Limitations & Future Work¶

The quality and representativeness of UGC affect the alignment direction; UGC from low-quality communities may introduce biases.
The accuracy of the "reverse-generated queries" serves as a bottleneck in the pipeline, as incorrect queries lead to faulty preference signals.
Validated only on Mistral-7B; performance on larger models remains unexplored.
UGC may contain outdated or erroneous information.

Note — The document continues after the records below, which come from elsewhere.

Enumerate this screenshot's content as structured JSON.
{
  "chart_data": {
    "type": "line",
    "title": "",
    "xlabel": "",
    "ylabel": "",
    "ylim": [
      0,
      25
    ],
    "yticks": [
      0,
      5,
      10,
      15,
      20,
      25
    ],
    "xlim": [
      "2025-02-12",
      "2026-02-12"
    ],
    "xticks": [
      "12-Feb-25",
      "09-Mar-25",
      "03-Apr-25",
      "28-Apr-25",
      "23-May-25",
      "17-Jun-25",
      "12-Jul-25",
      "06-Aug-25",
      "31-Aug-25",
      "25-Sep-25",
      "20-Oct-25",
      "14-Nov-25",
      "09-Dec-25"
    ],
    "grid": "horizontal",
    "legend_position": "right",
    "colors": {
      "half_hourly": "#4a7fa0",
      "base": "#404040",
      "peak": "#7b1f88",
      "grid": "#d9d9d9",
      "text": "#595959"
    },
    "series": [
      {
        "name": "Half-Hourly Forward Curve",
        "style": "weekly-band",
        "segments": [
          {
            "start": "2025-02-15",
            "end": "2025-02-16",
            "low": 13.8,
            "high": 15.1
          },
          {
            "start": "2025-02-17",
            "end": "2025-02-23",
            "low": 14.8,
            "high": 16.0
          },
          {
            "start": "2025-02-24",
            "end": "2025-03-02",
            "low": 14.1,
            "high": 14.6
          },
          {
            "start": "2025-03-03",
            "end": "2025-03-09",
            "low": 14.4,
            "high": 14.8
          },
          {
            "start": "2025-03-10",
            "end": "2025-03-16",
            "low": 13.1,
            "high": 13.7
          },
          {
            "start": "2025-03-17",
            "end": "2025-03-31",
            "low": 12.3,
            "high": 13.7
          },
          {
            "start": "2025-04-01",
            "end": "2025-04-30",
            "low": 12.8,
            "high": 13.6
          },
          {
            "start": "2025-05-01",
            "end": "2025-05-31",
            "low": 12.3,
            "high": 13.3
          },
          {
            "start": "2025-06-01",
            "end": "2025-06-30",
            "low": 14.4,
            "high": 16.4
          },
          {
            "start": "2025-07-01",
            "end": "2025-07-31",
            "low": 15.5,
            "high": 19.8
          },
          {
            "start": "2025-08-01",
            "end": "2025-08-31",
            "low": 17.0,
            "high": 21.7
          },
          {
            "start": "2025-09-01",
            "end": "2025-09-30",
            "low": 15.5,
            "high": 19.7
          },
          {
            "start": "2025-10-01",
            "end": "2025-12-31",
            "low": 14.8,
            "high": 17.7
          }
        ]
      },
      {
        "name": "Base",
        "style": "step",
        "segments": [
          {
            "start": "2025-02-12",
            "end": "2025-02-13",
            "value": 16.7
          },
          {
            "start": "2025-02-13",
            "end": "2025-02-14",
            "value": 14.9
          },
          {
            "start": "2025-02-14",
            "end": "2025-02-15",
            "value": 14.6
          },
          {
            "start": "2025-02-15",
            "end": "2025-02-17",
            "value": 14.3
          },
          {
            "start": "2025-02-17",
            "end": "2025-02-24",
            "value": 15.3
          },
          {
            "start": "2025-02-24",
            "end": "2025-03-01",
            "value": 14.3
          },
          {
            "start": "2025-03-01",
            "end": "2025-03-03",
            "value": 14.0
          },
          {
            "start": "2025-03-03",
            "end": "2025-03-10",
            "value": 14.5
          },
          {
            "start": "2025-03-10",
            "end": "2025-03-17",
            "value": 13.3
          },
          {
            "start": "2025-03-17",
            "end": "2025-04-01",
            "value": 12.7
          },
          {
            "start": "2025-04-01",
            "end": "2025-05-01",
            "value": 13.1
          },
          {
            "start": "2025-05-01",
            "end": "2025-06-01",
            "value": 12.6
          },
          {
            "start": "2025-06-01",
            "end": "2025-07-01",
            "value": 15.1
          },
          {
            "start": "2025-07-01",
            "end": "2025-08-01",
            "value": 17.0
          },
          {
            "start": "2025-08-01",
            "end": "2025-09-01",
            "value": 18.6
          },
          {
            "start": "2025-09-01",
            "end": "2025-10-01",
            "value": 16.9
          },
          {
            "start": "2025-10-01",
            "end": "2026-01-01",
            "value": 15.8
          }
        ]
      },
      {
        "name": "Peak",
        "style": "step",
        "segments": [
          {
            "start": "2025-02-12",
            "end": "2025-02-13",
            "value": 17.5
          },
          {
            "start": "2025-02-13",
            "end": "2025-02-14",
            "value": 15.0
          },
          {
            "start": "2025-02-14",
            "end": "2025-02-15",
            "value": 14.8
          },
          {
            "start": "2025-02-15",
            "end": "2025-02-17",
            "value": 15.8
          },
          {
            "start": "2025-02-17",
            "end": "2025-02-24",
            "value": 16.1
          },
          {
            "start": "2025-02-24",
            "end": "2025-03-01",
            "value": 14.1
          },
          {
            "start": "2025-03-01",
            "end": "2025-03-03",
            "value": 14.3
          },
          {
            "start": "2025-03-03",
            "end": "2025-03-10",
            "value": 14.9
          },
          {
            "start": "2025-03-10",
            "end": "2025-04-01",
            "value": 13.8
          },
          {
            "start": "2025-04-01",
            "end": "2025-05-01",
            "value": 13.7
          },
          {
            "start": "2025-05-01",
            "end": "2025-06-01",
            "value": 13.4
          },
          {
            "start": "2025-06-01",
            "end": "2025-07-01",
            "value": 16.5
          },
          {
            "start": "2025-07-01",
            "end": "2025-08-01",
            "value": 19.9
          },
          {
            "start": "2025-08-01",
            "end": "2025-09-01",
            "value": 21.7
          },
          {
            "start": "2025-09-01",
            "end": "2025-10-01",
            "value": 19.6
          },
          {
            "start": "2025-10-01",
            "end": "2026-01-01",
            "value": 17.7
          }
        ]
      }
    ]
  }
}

vs Traditional RLHF/DPO: Standard methods require explicit human preference annotations; PUGC extracts implicit preferences from unlabeled UGC, substantially reducing costs.
vs Constitutional AI: Utilizes AI principles to generate preferences; PUGC extracts preferences from authentic human creations, making it more grounded.
vs AgoraBench (Evaluating LMs as Data Generators): AgoraBench evaluates synthetic data quality, whereas PUGC utilizes existing UGC, representing a different data source strategy.

Rating¶

Novelty: ⭐⭐⭐⭐ Utilizing implicit UGC preferences for alignment is novel and offers exceptionally high practical value.
Experimental Thoroughness: ⭐⭐⭐⭐ Attained Alpaca Eval 2 SOTA along with multi-dimensional analysis.
Writing Quality: ⭐⭐⭐⭐ Motivation is clear.
Value: ⭐⭐⭐⭐⭐ A scalable alignment solution with direct utility for practical products.